Continuons « l'analyse » du programme économique frontiste. Sur les retraites, la sociale Marine a de belles mesures à proposer, pour garantir 40 années de cotisations et pas une de plus : la sortie de l'Union européenne ( « 19 milliards d’euros versés chaque année à Bruxelles, et 12 en retour, pour quel résultat ? » ), la fin de l'immigration, « dont le coût est évalué à 60 milliards d’euros par an », et, évidemment, la « fraude sociale », un grand dada du Monarque Sarkozy actuel : « 10 millions de fausses cartes vitales en circulation, qui aura le courage de s’y attaquer ? ».
Faut-il continuer ? Lisez donc cet instructif article de MyEurop.
Amalgames faciles
Une autre fraction, radicale, de l'opposition est aux antipodes de la faction frontiste. Certains tentent pourtant de la coller à la « bande à Marine.» Le procès est facile. Les succès médiatiques, et électoraux, de Jean-Luc Mélenchon lui ont valu d'être assez rapidement traité de populiste. On connaît l'antienne. Ses éclats de voix, sa faconde efficace, ses attaques souvent violentes contre une réalité qui ne l'est pas moins, lui ont attiré nombre de critiques dont une, agaçante car hypocrite, visait à l'amalgamer avec le populisme du Front national.
Une récente salve mélangea ainsi quelques grandes figures de la réacosphère avec d'autres représentants de l'opposition antisarkozyste. Philippe Cohen (rédacteur en chef de Marianne2) s'est ainsi vu alpagué dans un mauvais article d'Ariane Chemin du Nouvel Obs. Il dénonçait la critique moralisatrice antifrontiste. Et alors ?
A la différence de Philippe Cohen, je crois qu'il faut sans cesse répéter que celles et ceux qui sont tentés par le vote frontiste ne méritent que le combat et le mépris. La bêtise, quand elle devient dangereuse, n'appelle aucune tolérance.
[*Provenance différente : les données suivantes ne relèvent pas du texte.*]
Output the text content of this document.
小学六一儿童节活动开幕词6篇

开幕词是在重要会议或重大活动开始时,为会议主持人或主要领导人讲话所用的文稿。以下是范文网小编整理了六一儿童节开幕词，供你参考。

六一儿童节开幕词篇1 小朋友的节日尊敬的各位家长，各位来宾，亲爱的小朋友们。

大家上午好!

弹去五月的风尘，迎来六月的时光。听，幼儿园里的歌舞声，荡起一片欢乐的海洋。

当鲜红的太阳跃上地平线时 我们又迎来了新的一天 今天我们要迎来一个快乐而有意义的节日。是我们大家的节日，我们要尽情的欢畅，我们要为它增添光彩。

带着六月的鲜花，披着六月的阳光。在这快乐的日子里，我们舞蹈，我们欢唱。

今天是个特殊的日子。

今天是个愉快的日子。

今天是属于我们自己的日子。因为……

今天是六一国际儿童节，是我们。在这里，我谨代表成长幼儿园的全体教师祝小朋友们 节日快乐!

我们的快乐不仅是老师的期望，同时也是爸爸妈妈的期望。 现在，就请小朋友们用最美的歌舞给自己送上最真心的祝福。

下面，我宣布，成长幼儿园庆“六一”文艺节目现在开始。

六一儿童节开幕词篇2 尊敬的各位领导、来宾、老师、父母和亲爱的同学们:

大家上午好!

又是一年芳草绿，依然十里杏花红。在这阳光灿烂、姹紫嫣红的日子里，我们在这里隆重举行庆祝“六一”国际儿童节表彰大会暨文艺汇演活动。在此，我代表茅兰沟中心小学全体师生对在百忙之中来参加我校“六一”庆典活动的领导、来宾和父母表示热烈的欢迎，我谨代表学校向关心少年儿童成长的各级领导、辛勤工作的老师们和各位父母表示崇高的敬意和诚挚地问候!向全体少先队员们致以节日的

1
A l'instar de Philippe Cohen, ou de Jean-Luc Mélenchon, je crois qu'il est un peu facile de se réfugier derrière des références à l'Occupation, ou une bouillie politiquement correcte pour dénoncer les exactions verbales de Marine Le Pen. La culpabilisation est un jeu un peu court et franchement inefficace. Cela permet de se donner bonne conscience, sur ses propres échecs, ses propres lacunes.
Plus généralement, j'ai lu ici ou ailleurs, que Marianne « dérivait ».
Vraiment ?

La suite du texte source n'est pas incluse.